They are artificial creations. Like our current tech, they are designed using modular components, and they accept updates in the field.  My Blu-Ray player or dishwasher downloads new firmware; Industrial enginines by [IH](https://en.wikipedia.org/wiki/International_Harvester) can have features like total horsepower *unlocked* or configured by software [while in-place](https://en.wikipedia.org/wiki/JTAG).

So consider the “upgrade” to be designed as something like an in-app purchase from the original maker.

With the loss of original maker and the (actual) evolution of the forms as they became feral, the code is a bit mixed up, like with the [*Dragon’s Teeth* of Mirabile](https://www.goodreads.com/book/show/1141442.Mirabile) by master world builder Janet Kagen. Rather than buy an unlock code, the needed triggers are found by side-effects or evolved access to useful survival traits by the feral form.  You might read Kagen's stories to bet a feel for what I have in mind about the DNA.

Being modular, distinct traits like limbs can be recessive or switched off or damaged in a feral remixed offspring.
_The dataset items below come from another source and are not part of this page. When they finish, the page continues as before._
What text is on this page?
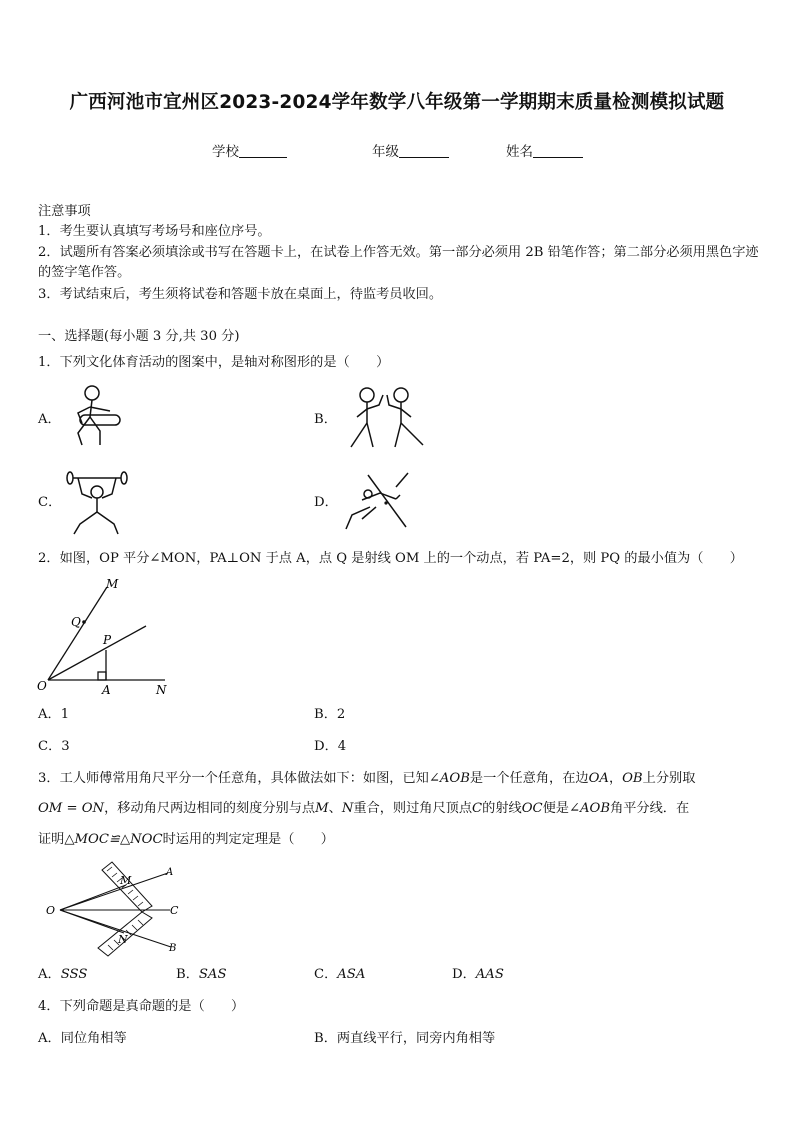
广西河池市宜州区2023-2024学年数学八年级第一学期期末质量检测模拟试题
学校	年级	姓名
注意事项
1．考生要认真填写考场号和座位序号。
2．试题所有答案必须填涂或书写在答题卡上，在试卷上作答无效。第一部分必须用 2B 铅笔作答；第二部分必须用黑色字迹的签字笔作答。
3．考试结束后，考生须将试卷和答题卡放在桌面上，待监考员收回。
一、选择题(每小题 3 分,共 30 分)
1．下列文化体育活动的图案中，是轴对称图形的是（　　）
A．	B．
C．	D．
2．如图，OP 平分∠MON，PA⊥ON 于点 A，点 Q 是射线 OM 上的一个动点，若 PA=2，则 PQ 的最小值为（　　）
M
Q
P
O	A	N
A．1	B．2
C．3	D．4
3．工人师傅常用角尺平分一个任意角，具体做法如下：如图，已知∠AOB是一个任意角，在边OA，OB上分别取
OM = ON，移动角尺两边相同的刻度分别与点M、N重合，则过角尺顶点C的射线OC便是∠AOB角平分线．在
证明△MOC≌△NOC时运用的判定定理是（　　）
O
M
N
A
B
C
A．SSS	B．SAS	C．ASA	D．AAS
4．下列命题是真命题的是（　　）
A．同位角相等	B．两直线平行，同旁内角相等
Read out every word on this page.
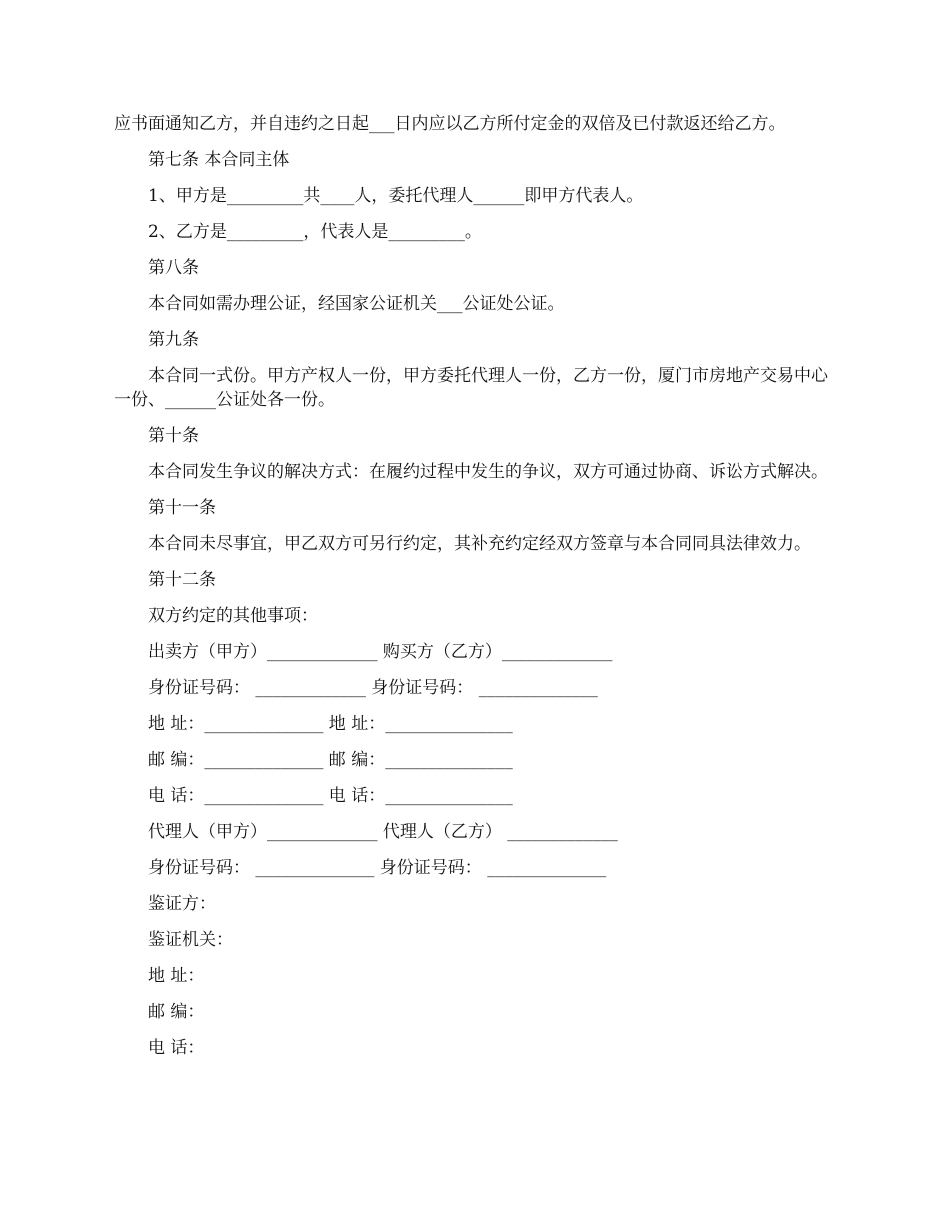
应书面通知乙方，并自违约之日起___日内应以乙方所付定金的双倍及已付款返还给乙方。

第七条 本合同主体

1、甲方是_________共____人，委托代理人______即甲方代表人。

2、乙方是_________，代表人是_________。

第八条

本合同如需办理公证，经国家公证机关___公证处公证。

第九条

本合同一式份。甲方产权人一份，甲方委托代理人一份，乙方一份，厦门市房地产交易中心一份、______公证处各一份。

第十条

本合同发生争议的解决方式：在履约过程中发生的争议，双方可通过协商、诉讼方式解决。

第十一条

本合同未尽事宜，甲乙双方可另行约定，其补充约定经双方签章与本合同同具法律效力。

第十二条

双方约定的其他事项：

出卖方（甲方）_____________ 购买方（乙方）_____________

身份证号码： _____________ 身份证号码： ______________

地 址：______________ 地 址：_______________

邮 编：______________ 邮 编：_______________

电 话：______________ 电 话：_______________

代理人（甲方）_____________ 代理人（乙方） _____________

身份证号码： ______________ 身份证号码： ______________

鉴证方：

鉴证机关：

地 址：

邮 编：

电 话：
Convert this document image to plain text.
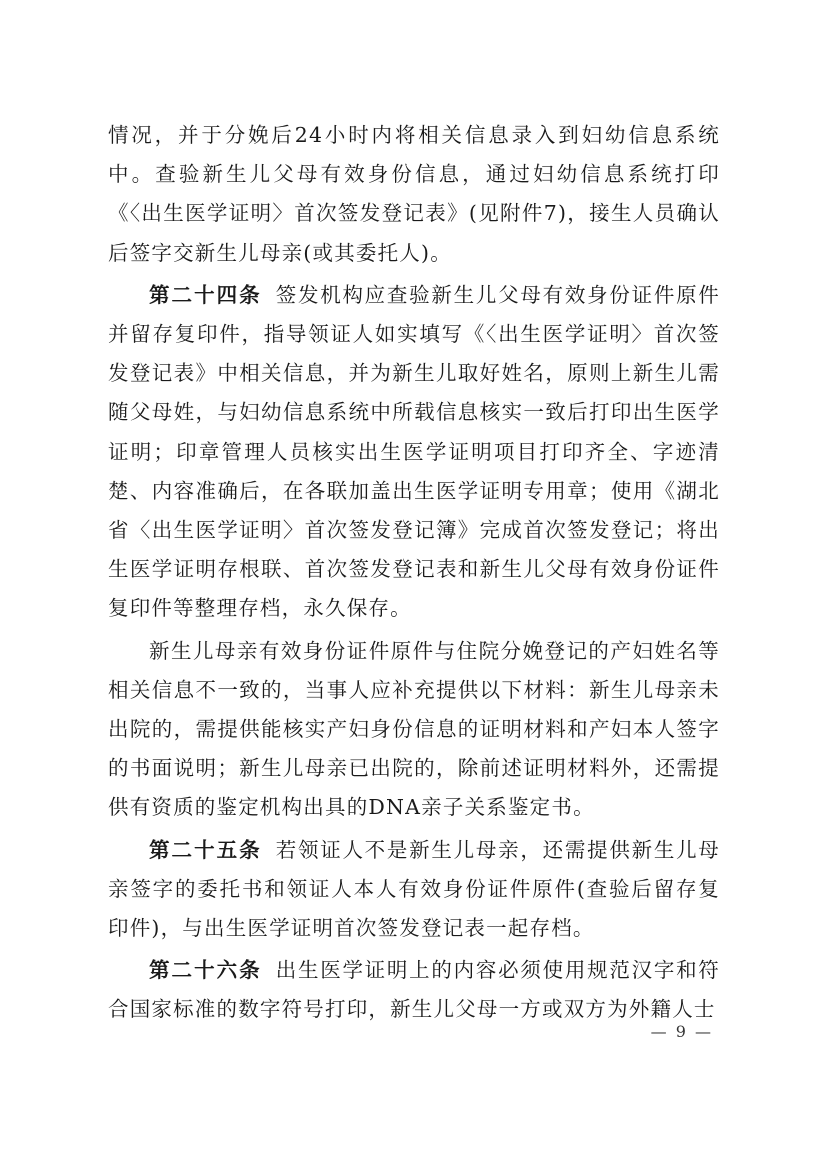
情况，并于分娩后24小时内将相关信息录入到妇幼信息系统中。查验新生儿父母有效身份信息，通过妇幼信息系统打印《〈出生医学证明〉首次签发登记表》(见附件7)，接生人员确认后签字交新生儿母亲(或其委托人)。

第二十四条 签发机构应查验新生儿父母有效身份证件原件并留存复印件，指导领证人如实填写《〈出生医学证明〉首次签发登记表》中相关信息，并为新生儿取好姓名，原则上新生儿需随父母姓，与妇幼信息系统中所载信息核实一致后打印出生医学证明；印章管理人员核实出生医学证明项目打印齐全、字迹清楚、内容准确后，在各联加盖出生医学证明专用章；使用《湖北省〈出生医学证明〉首次签发登记簿》完成首次签发登记；将出生医学证明存根联、首次签发登记表和新生儿父母有效身份证件复印件等整理存档，永久保存。

新生儿母亲有效身份证件原件与住院分娩登记的产妇姓名等相关信息不一致的，当事人应补充提供以下材料：新生儿母亲未出院的，需提供能核实产妇身份信息的证明材料和产妇本人签字的书面说明；新生儿母亲已出院的，除前述证明材料外，还需提供有资质的鉴定机构出具的DNA亲子关系鉴定书。

第二十五条 若领证人不是新生儿母亲，还需提供新生儿母亲签字的委托书和领证人本人有效身份证件原件(查验后留存复印件)，与出生医学证明首次签发登记表一起存档。

第二十六条 出生医学证明上的内容必须使用规范汉字和符合国家标准的数字符号打印，新生儿父母一方或双方为外籍人士

— 9 —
Many features are simple configuration options using common code.  Although inspired by legacy bioforms that were unrelated and incompatible, the engineered lifeforms used inter-compatible standardized traits and developmental configuration programming.

Now in ourselves such a change like extra toes would only be effective in the germ line, as development occurs once. But these animals were designed for having upgrades applied. Re-development — metamorphosis — was **designed in** so changes could be *applied* to existing phenotypes.